Si la finance islamique doit jouer pleinement son rôle dans la revitalisation et la diversification de l'économie des pays de l'OCI, les gouvernements devront engager des réformes importantes. En tête de liste se trouve la nécessité de renforcer les institutions juridiques qui protègent les droits de propriété et de faire en sorte que les contrats soient appliqués. Si les gens doivent avoir pleinement confiance dans les produits financiers islamiques, ce secteur aura besoin par ailleurs d'être normalisé et réglementé. Les politiques fiscales nationales devront également être modifiées, afin d'éviter la discrimination à l'égard des instruments financiers islamiques.
Le groupe de la Banque mondiale collabore avec ses partenaires pour aider à réaliser ces réformes. En outre, il présente des projets d'investissements qui utilisent le financement islamique dans toute la région. La Trésorerie de la Banque mondiale a publié une gamme d'instruments financiers islamiques, notamment deux Sukuk (des obligations qui répondent à certaines restrictions islamiques sur les intérêts), qui ont mobilisé 700 millions de dollars. De même, le bras privé de la Banque, la Société Financière Internationale (IFC), a créé la société Sukuk IFC, qui a émis 100 millions de dollars de certificats de confiance en 2015.
Le bras d'assurance contre les risques politiques de la Banque, l'Agence multilatérale de garantie des investissements (MIGA), a fourni une garantie d'investissements conformes à la charia de 427 millions de dollars pour un projet d'infrastructure à Djibouti et de 450 millions de dollars dans l'assurance contre les risques politiques pour des investissements dans les télécommunications en Indonésie. Et avec le groupe Banque islamique de développement, les Nations Unies et d'autres donateurs, la Banque mondiale a créé une institution commune en vue d'aider les pays les plus durement touchés par l'instabilité grâce au financement concessionnel, qui comprend un instrument de finance islamique pour le Liban et la Jordanie, pour les aider à assumer les coûts d'aide aux réfugiés en provenance de Syrie.
Les nouvelles technologies peuvent jouer un rôle essentiel dans la création de systèmes financiers plus inclusifs, en particulier pour les groupes confrontés à des obstacles plus contraignants pour y accéder.
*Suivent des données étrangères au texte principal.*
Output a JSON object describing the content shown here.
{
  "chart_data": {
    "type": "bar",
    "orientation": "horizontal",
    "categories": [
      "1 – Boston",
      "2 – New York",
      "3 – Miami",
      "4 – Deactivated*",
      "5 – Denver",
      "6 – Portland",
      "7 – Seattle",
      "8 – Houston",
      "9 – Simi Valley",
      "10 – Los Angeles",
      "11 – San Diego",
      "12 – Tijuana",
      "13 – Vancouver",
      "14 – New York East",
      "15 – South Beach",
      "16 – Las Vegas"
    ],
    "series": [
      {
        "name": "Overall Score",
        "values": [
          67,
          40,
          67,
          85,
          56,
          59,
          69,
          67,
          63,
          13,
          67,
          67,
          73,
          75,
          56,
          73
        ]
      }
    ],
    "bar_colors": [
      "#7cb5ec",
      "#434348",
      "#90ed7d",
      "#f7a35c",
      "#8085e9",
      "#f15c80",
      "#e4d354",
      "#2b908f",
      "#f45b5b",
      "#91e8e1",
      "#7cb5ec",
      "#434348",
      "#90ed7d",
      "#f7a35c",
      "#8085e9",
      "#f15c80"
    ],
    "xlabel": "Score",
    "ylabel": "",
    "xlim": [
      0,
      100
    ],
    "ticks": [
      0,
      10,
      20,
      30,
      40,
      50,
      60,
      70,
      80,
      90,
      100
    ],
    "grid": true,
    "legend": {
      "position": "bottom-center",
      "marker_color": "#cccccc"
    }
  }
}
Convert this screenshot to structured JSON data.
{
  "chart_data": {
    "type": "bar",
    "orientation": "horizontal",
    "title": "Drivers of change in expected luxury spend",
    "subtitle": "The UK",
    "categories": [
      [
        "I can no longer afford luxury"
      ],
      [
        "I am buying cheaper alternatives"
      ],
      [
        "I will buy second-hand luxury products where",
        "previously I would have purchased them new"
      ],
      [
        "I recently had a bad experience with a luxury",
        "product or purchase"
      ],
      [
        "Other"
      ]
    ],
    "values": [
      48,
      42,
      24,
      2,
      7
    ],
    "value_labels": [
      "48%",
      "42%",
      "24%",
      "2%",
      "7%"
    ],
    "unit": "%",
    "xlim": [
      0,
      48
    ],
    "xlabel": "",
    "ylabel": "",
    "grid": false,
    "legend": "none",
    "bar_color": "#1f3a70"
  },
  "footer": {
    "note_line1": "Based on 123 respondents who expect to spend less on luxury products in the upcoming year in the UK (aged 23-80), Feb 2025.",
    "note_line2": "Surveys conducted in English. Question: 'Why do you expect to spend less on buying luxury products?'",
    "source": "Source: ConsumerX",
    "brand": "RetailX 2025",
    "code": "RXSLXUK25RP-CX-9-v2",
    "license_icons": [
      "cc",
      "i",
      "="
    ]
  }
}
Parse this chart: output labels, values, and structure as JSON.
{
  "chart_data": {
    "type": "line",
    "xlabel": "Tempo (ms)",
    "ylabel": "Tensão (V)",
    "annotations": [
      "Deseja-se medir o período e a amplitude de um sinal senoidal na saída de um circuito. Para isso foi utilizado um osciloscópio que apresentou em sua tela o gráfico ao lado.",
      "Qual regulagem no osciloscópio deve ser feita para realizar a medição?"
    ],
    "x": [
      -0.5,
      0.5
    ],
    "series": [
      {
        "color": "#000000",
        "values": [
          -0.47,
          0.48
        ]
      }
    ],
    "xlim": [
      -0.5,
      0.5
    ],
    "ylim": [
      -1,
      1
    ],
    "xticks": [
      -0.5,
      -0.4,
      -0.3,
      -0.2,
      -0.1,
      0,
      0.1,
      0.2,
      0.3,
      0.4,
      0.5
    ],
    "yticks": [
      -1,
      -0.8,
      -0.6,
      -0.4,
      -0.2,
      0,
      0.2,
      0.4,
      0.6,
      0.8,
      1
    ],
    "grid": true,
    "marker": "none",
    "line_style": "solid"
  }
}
Par exemple, près de 90 % des réfugiés syriens ont accès à des smartphones qui leur permettent d'accéder aux services financiers. Nous devons nous assurer de tirer le meilleur parti de ces technologies.
Enfin, il y a des objectifs humanitaires. Et en effet, des travaux sont déjà en cours pour trouver comment waqf (fondations caritatives), zakat (la taxe d'aumône obligatoire) et une variété d'instruments financiers islamiques peuvent être canalisés avec la plus grande efficacité pour répondre aux besoins humanitaires.
La finance islamique peut aider à fournir des solutions indispensables aux défis de développement du monde musulman. Sa capacité à renforcer la stabilité financière, à promouvoir l'inclusion financière et à stimuler le développement durable pourrait susciter une évolution transformative dans toute la région. Pour réaliser ce potentiel, la finance islamique, sans oublier son équivalent traditionnel, ont besoin d'un environnement porteur approprié, caractérisé par un pied d'égalité, un cadre réglementaire adéquat et des partenariats efficaces.
Mahmoud Mohieldin, Premier vice-président du groupe de la Banque mondiale pour le Programme de développement des relations et des partenariats des Nations Unies, ancien ministre des investissements de l'Égypte.